A lawyer for President Donald Trump’s campaign has tested positive for COVID-19, Trump’s personal lawyer Rudy Giuliani said on Dec. 8.
Jenna Ellis, 36, tested positive several days after a Dec. 4 Christmas party at the White House, Giuliani told WABC Radio.
The Trump campaign, which hasn’t publicly acknowledged the diagnosis, didn’t respond to a request for comment.
Giuliani was speaking from a hospital where he was being treated after testing positive for COVID-19 on Dec. 6.
While a small percentage of patients die from COVID-19, most people survive, many without showing symptoms or with few symptoms. Those most at risk are the elderly or those with compromised immune systems.
Ellis tested negative for the disease the day after the party, Giuliani said. “It could be a freak that she had it, but I can’t imagine she had it at that time,” he said. “She didn’t necessarily have it at the party.”

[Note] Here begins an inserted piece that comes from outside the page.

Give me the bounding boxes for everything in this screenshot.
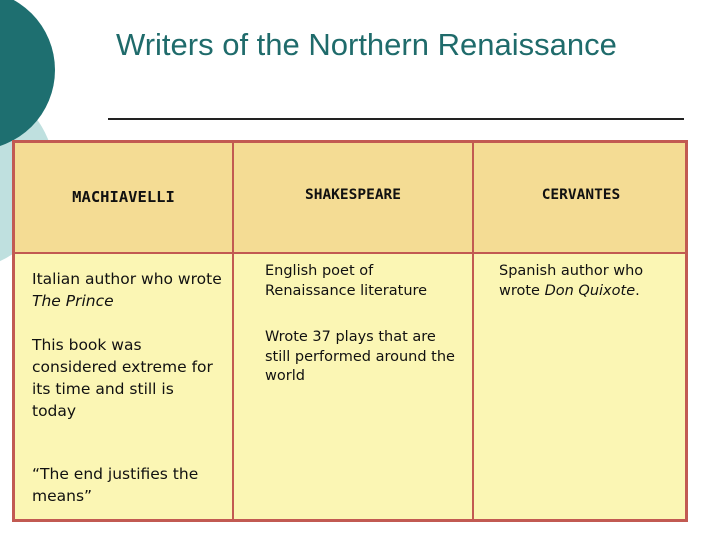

“If you are invited to a place, and they test you, and they test you as negative, you go in.”
Ellis and Giuliani have been traveling to battleground states to present evidence of election irregularities to lawmakers in hopes of convincing them to take back the power to select electors and ultimately choose electors for Trump. Democratic presidential nominee Joe Biden is ahead in the states, according to vote certifications from state election officials.

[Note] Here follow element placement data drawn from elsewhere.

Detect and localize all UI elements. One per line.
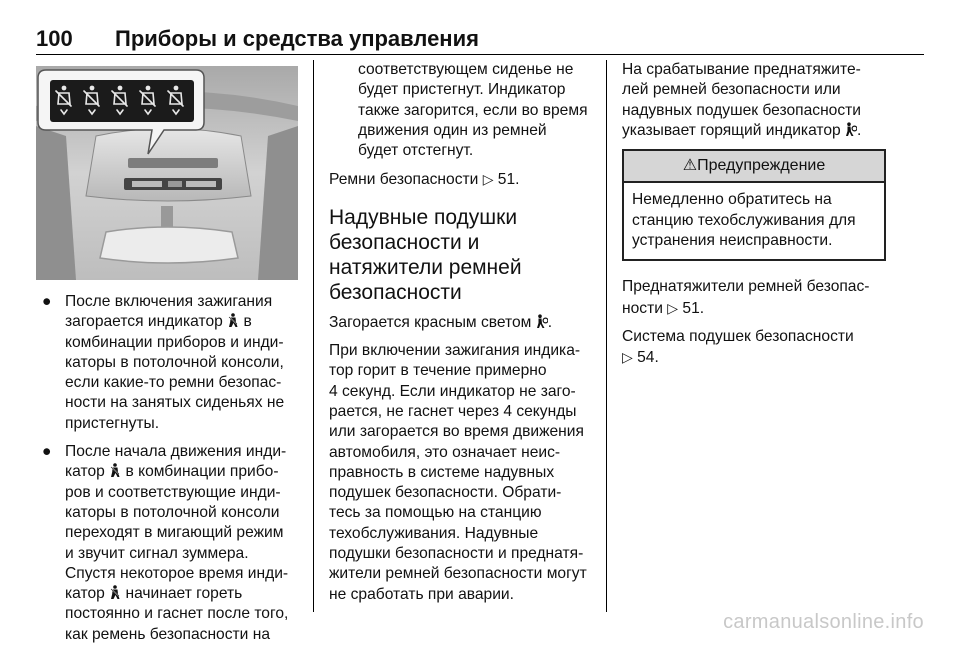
text-line: После включения зажигания — [65, 293, 273, 310]
text-line-suffix: 51. — [678, 299, 705, 317]
overhead-console-figure — [36, 66, 298, 280]
airbag-indicator-description — [329, 341, 594, 605]
text-line: подушек безопасности. Обрати- — [329, 484, 562, 502]
text-line: Ремни безопасности — [329, 171, 483, 189]
text-line-suffix: . — [547, 313, 553, 331]
text-line: будет пристегнут. Индикатор — [358, 81, 566, 99]
text-line: и звучит сигнал зуммера. — [65, 544, 249, 562]
warning-box — [622, 149, 886, 261]
column-right — [622, 60, 886, 377]
text-line: Система подушек безопасности — [622, 327, 854, 345]
page-reference-arrow-icon: ▷ — [482, 171, 494, 188]
heading-line: Надувные подушки — [329, 205, 518, 229]
watermark: carmanualsonline.info — [723, 611, 924, 633]
text-line: лей ремней безопасности или — [622, 81, 841, 99]
warning-body — [624, 183, 884, 259]
column-middle — [329, 60, 594, 613]
text-line: 4 секунд. Если индикатор не заго- — [329, 382, 576, 400]
text-line: если какие-то ремни безопас- — [65, 374, 282, 392]
page-reference-arrow-icon: ▷ — [622, 349, 633, 366]
text-line: автомобиля, это означает неис- — [329, 443, 561, 461]
text-line: соответствующем сиденье не — [358, 61, 574, 78]
text-line-suffix: в — [239, 313, 252, 331]
overhead-console-illustration — [36, 66, 298, 280]
text-line-suffix: 51. — [493, 171, 520, 189]
text-line: При включении зажигания индика- — [329, 342, 581, 360]
text-line: Спустя некоторое время инди- — [65, 564, 289, 582]
text-line: правность в системе надувных — [329, 463, 555, 481]
reference-airbag-system — [622, 327, 886, 369]
airbag-indicator-color — [329, 313, 594, 333]
text-line: тесь за помощью на станцию — [329, 504, 542, 522]
bullet-item — [36, 442, 300, 645]
page-title: Приборы и средства управления — [115, 26, 479, 51]
text-line: постоянно и гаснет после того, — [65, 605, 289, 623]
text-line: загорается индикатор — [65, 313, 228, 331]
page-header — [36, 24, 924, 55]
text-line: ров и соответствующие инди- — [65, 483, 281, 501]
text-line: или загорается во время движения — [329, 423, 584, 441]
text-line: не сработать при аварии. — [329, 585, 514, 603]
column-divider — [606, 60, 607, 612]
section-heading-airbags — [329, 205, 594, 305]
text-line: Преднатяжители ремней безопас- — [622, 278, 870, 296]
reference-pretensioners — [622, 277, 886, 319]
text-line: ности — [622, 299, 668, 317]
text-line-suffix: 54. — [632, 349, 659, 367]
text-line: устранения неисправности. — [632, 232, 833, 250]
text-line: также загорится, если во время — [358, 101, 588, 119]
text-line: Немедленно обратитесь на — [632, 191, 832, 209]
bullet-item — [36, 292, 300, 434]
text-line: станцию техобслуживания для — [632, 211, 856, 229]
text-line-suffix: начинает гореть — [121, 585, 243, 603]
text-line: катор — [65, 585, 110, 603]
bullet-dot-icon: ● — [42, 443, 52, 461]
text-line: После начала движения инди- — [65, 443, 287, 461]
text-line: техобслуживания. Надувные — [329, 524, 539, 542]
text-line: каторы в потолочной консоли, — [65, 353, 284, 371]
page-number: 100 — [36, 26, 73, 51]
text-line-suffix: в комбинации прибо- — [121, 463, 279, 481]
warning-triangle-icon: ⚠ — [682, 157, 698, 175]
seatbelt-indicator-icon — [109, 463, 121, 478]
text-line: переходят в мигающий режим — [65, 524, 284, 542]
seatbelt-indicator-icon — [227, 313, 239, 328]
airbag-indicator-icon — [536, 314, 548, 329]
heading-line: безопасности и — [329, 230, 480, 254]
pretensioner-activation-text — [622, 60, 886, 141]
bullet-text — [65, 292, 300, 434]
text-line: ности на занятых сиденьях не — [65, 394, 285, 412]
warning-header — [624, 151, 884, 183]
text-line: Загорается красным светом — [329, 313, 536, 331]
text-line: рается, не гаснет через 4 секунды — [329, 402, 577, 420]
bullet-continuation — [329, 60, 594, 161]
heading-line: натяжители ремней — [329, 255, 522, 279]
text-line: как ремень безопасности на — [65, 625, 270, 643]
text-line: надувных подушек безопасности — [622, 101, 861, 119]
airbag-indicator-icon — [845, 122, 857, 137]
text-line: движения один из ремней — [358, 121, 547, 139]
column-left — [36, 292, 300, 653]
text-line-suffix: . — [857, 121, 862, 139]
text-line: На срабатывание преднатяжите- — [622, 61, 861, 78]
text-line: тор горит в течение примерно — [329, 362, 547, 380]
column-divider — [313, 60, 314, 612]
seatbelt-indicator-icon — [109, 585, 121, 600]
bullet-dot-icon: ● — [42, 293, 52, 310]
text-line: будет отстегнут. — [358, 142, 474, 160]
warning-title: Предупреждение — [697, 157, 826, 175]
text-line: подушки безопасности и преднатя- — [329, 545, 584, 563]
page-reference-arrow-icon: ▷ — [667, 299, 679, 316]
heading-line: безопасности — [329, 280, 462, 304]
text-line: пристегнуты. — [65, 414, 160, 432]
text-line: комбинации приборов и инди- — [65, 333, 284, 351]
text-line: катор — [65, 463, 110, 481]
text-line: жители ремней безопасности могут — [329, 565, 587, 583]
reference-seat-belts — [329, 169, 594, 190]
text-line: каторы в потолочной консоли — [65, 503, 280, 521]
text-line: указывает горящий индикатор — [622, 121, 846, 139]
bullet-text — [65, 442, 300, 645]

Giuliani, 76, said he was tested on Nov. 30 and Dec. 1 and tested negative both times. He then traveled to Arizona, Michigan, and Georgia.
He began showing symptoms on Dec. 5 and had a positive test the following day.
“On Saturday, I was a little more tired than normal. And I just attributed that to being tired,” Giuliani said. He was discharged from the hospital on Dec. 9.
It wasn’t clear whether Ellis was in a hospital. She posted on Twitter throughout Dec. 8, including a post that may have alluded to reports of her diagnosis that cited anonymous sources.
She said mainstream media “is quick to believe one or two unnamed ’sources’ every time, and yet refuses to acknowledge hundreds of eye witnesses across six states who signed affidavits under oath.”